Vibronik-Schalter: Warum UC Riverside einen Computer auf Schwingungen statt auf Elektronen baut
Analytischer Überblick vom 30. Mai 2026
[Das Wesentliche]: Was wirklich passiert
Am 26. und 27. Mai 2026 veröffentlichte das QuVET-Zentrum der University of California, Riverside drei Arbeiten, die jeweils den Status ‚Editors‘ Suggestion‘ in Physical Review Letters und anderen Fachzeitschriften erhielten. Zentrumsdirektor Nathaniel Gabor formulierte das Hauptziel: ‚Die Idee ist, dass Schwingungen zu einem Kontrollelement werden können, sodass zukünftige ‚Quanten-Vibronik-Schalter‘ Kristallschwingungen nutzen, um Quantenübergänge ein- und auszuschalten.‘
Das entscheidende Detail, das alle übersehen: Es geht nicht um einen weiteren ‚Quantencomputer‘. Gabor und sein Team bauen eine grundlegend neue Klasse von Rechengeräten, bei der ein Informationsbit nicht durch die Anwesenheit eines Elektrons, sondern durch den Schwingungszustand eines Kristallgitters kodiert wird. Und sie können diesen Zustand bereits mit einem gewöhnlichen elektrischen Feld steuern.

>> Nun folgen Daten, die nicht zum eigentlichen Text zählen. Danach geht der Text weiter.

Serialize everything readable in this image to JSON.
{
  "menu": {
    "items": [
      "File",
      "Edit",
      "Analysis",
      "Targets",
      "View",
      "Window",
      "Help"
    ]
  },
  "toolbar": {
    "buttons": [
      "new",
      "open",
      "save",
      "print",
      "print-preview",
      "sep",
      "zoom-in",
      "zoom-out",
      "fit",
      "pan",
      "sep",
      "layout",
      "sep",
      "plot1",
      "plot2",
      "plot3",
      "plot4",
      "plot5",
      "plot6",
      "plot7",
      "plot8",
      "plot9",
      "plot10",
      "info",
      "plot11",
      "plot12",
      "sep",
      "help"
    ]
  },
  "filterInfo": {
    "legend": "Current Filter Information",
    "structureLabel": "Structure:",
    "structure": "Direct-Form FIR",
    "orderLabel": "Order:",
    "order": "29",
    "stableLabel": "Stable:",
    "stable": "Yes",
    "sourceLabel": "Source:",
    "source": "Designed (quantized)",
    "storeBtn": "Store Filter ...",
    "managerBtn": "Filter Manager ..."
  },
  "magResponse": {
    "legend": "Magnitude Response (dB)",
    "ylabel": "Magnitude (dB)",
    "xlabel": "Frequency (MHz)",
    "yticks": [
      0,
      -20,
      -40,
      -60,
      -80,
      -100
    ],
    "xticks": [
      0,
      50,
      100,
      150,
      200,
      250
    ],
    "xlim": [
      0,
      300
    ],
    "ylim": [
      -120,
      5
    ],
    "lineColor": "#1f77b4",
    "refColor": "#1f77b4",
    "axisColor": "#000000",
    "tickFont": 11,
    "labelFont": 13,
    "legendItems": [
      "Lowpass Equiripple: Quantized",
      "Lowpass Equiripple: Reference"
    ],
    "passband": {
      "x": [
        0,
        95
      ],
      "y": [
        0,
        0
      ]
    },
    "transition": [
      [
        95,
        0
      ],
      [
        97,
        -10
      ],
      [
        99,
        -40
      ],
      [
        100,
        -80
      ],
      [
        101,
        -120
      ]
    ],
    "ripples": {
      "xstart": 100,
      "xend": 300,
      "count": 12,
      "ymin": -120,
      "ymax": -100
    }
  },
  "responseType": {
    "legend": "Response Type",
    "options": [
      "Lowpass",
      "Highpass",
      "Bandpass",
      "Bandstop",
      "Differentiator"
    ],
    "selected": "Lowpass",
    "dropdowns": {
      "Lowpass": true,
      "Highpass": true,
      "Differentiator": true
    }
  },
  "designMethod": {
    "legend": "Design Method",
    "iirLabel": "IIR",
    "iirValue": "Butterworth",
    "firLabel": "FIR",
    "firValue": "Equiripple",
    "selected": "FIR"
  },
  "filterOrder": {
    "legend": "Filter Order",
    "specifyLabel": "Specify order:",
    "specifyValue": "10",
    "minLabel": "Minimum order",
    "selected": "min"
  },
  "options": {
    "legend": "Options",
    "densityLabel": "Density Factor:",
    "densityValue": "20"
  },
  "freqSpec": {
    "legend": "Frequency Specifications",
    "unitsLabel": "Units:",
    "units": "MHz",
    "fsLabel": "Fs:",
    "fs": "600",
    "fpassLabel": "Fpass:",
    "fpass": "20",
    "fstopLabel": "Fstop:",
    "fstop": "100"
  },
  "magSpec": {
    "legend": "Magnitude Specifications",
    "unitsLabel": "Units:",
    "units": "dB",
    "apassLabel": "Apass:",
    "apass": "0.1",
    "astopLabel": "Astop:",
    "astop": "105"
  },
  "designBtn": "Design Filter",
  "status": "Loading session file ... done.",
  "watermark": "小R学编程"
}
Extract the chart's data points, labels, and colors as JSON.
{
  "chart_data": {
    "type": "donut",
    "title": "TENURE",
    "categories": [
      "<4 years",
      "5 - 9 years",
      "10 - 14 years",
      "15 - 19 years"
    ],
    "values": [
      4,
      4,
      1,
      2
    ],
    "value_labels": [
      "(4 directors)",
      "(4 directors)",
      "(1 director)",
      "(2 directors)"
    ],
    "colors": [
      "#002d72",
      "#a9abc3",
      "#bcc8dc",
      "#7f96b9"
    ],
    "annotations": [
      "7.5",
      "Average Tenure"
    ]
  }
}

Insider-Verständnis: QuVET ist kein ziviles Labor. Es ist ein militärisches Zentrum, getarnt als Universitätsprojekt. Die Finanzierung in Höhe von 7,5 Millionen US-Dollar im Rahmen des MURI-Programms (Multidisciplinary University Research Initiative) stammte vom US Army Research Laboratory über Tania Paskova. Und der Wortlaut der Förderung erwähnt direkt ‚Potenzial für bedeutende Fortschritte der Armeefähigkeiten in den Bereichen Quanteninformatik, sichere Kommunikation und Sensortechnologien.‘
Zeitplan und Kontext
Vor zwei Jahren (2024): QuVET wird an der UC Riverside gegründet. Nathaniel Gabor erhält einen MURI-Zuschuss in Höhe von 7,5 Millionen US-Dollar vom US Army Research Laboratory. An dem Zuschuss sind auch Wissenschaftler der Columbia University beteiligt (Xiaoyang Zhu, Eric Arsenault).
6. März 2026: Die erste Arbeit wird in Physical Review Letters veröffentlicht. Gabor und sein Team zeigen experimentell, dass die Anwendung eines elektrischen Feldes auf eine Doppelschichtvorrichtung aus Wolframdisulfid (WSe₂) die Position der Wellenfunktion steuern kann – sie auf die erste Schicht, die zweite Schicht oder gleichzeitig auf beide verschieben kann.
26.–27. Mai 2026: Alle drei QuVET-Arbeiten werden von den Herausgebern von Physical Review Letters offiziell als ‚Editors‘ Suggestion‘ anerkannt – weniger als 20 % der Veröffentlichungen erhalten diesen Status. Die öffentliche Ankündigung verbreitet sich in den Wissenschaftsmedien.
Heute, 30. Mai 2026: Wir sehen das vollständige Bild. Drei Arbeiten sind drei Facetten eines Projekts: (1) Steuerung der Wellenfunktion durch elektrisches Feld; (2) neue Methoden zur Manipulation von Quantenzuständen in ultradünnen Materialien; (3) Messung von Quanteneffekten mit Femtosekundenauflösung.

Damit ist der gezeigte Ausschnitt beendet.